A resident surnamed Hung (洪) said he saw three buses head into the “Kaohsiung Shanlin Tzu Chi Great Love Village,” (高雄杉林慈濟大愛園區) where 752 households live in permanent housing, at about noon on Friday and leave after slowly driving in a loop around the village.
“Had they been sincere in extending their concern to victims, they would have gotten off the buses,” said Hung, who moved to the village from Liouguei (六龜), which suffered severe damage during floods caused by Typhoon Morakot two years ago.
Some residents, who were not aware of the visit beforehand, wondered who the visitors were and described them as “bad-mannered” for touring typhoon victims’ housing as if it were a sightseeing spot, only to later find out that they were the heads of the nation’s overseas diplomatic missions and representative offices.
Some residents drew an analogy between the group’s visit and a trip to the zoo.
The visit by 81 representatives and diplomats, who gathered in Taipei earlier this week for a three-day meeting, came at the request of President Ma Ying-jeou (馬英九).
According to the Ministry of Foreign Affairs, the trip was scheduled so that diplomats could keep abreast of the country’s post-Morakot reconstruction efforts and so that they could thank foreign officials for their help when they return to their posts.

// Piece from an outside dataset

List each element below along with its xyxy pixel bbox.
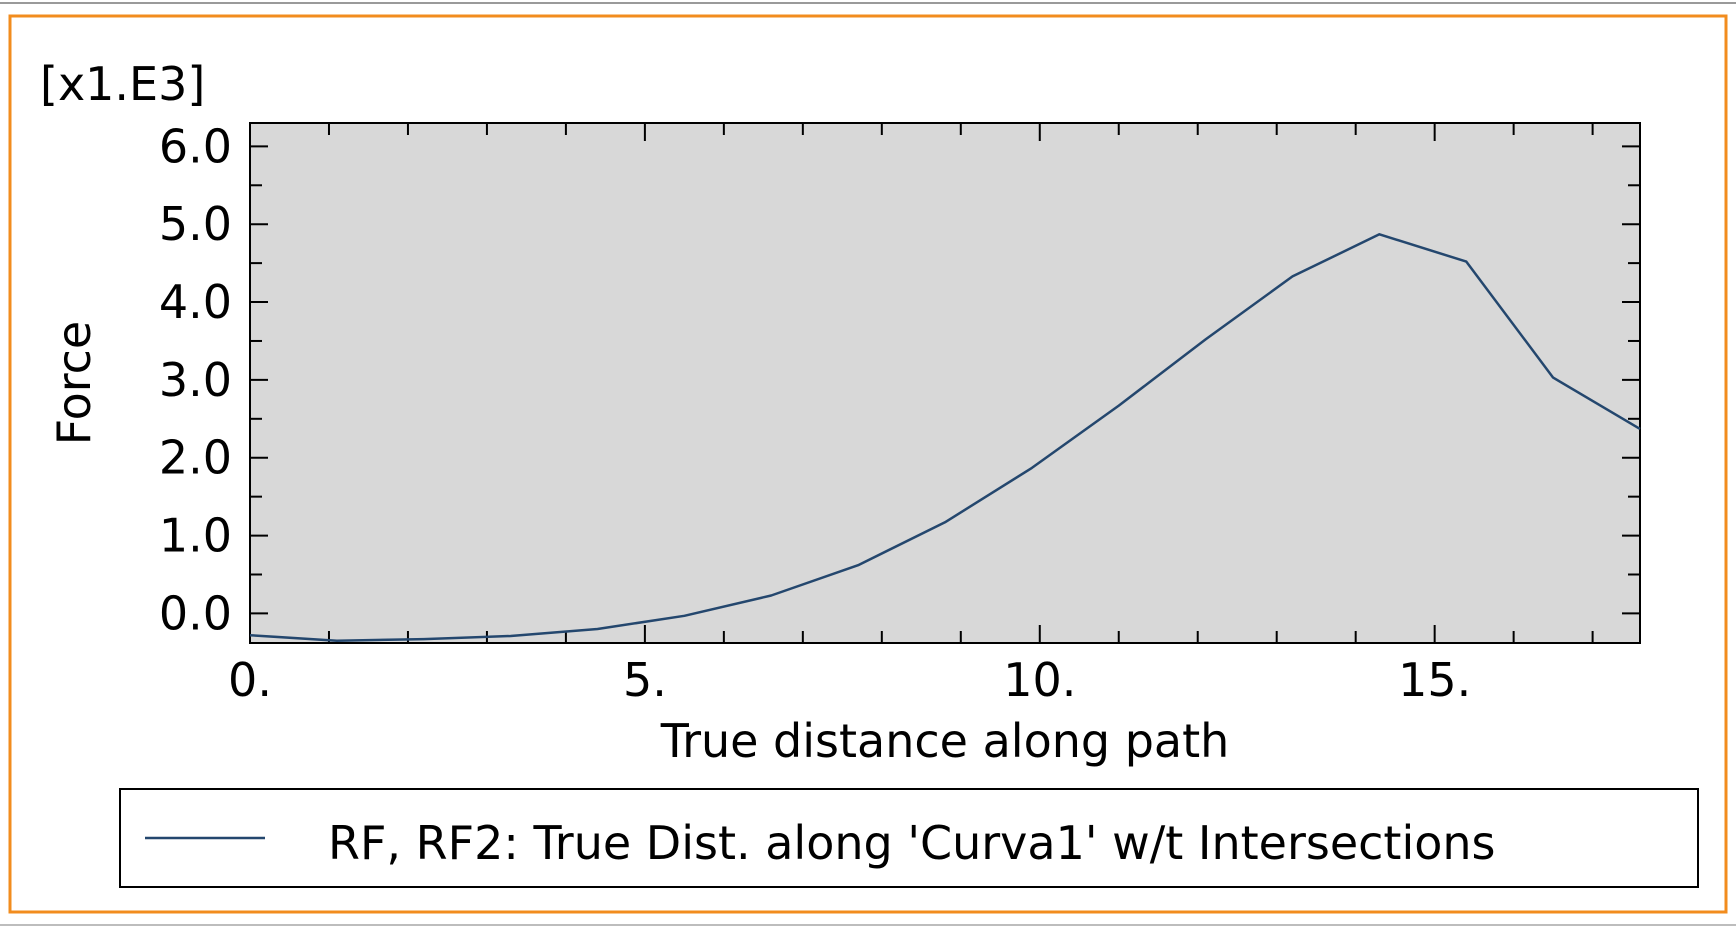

The visit was also organized so the diplomats could learn how the typhoon victims had recovered and rebuilt their lives, which could provide a model for Taiwan’s humanitarian aid to other countries, the ministry added.
At about 11:40am on Friday, the diplomats arrived in three buses at the village hall where they were briefed on reconstruction work as they had lunch. This was followed by the bus tour of the village’s permanent housing.
The buses then took the diplomats to Younglin Organic Farm (永齡有機農場), which is about 800m from the Great Love Village and was developed to help typhoon victims learn about organic farming as a way of making a living, where they were given a 20-minute briefing.
Following this, the buses headed to another newly built community for victims from Siaolin Village (小林) in Greater Kaohsiung, one of the areas hardest hit by Morakot.
The journey to the reconstruction areas ended at 2:40pm.
While some of the diplomats said the itinerary was too rushed and left them no time to visit the permanent housing, most kept quiet when asked whether their visit to the villages without interacting with residents would be negatively perceived.
Speaking to reporters, Ambassador to Belize David Wu (吳建國) said they did not get off the buses because the schedule was tight, but he did get a sense of the rebuilding efforts from the briefings.
“[To get a more in-depth understanding,] we might need to read more materials afterward,” Wu said.
Ambassador to Haiti Liu Bang-zyh (劉邦治) said he did not have a chance to take a look at the interior of the permanent housing.
Wang Ming-yao (王明耀), a resident of the Great Love Village, said the diplomats would have gained just a superficial understanding about people’s experiences during the post-disaster reconstruction through such a cursory trip.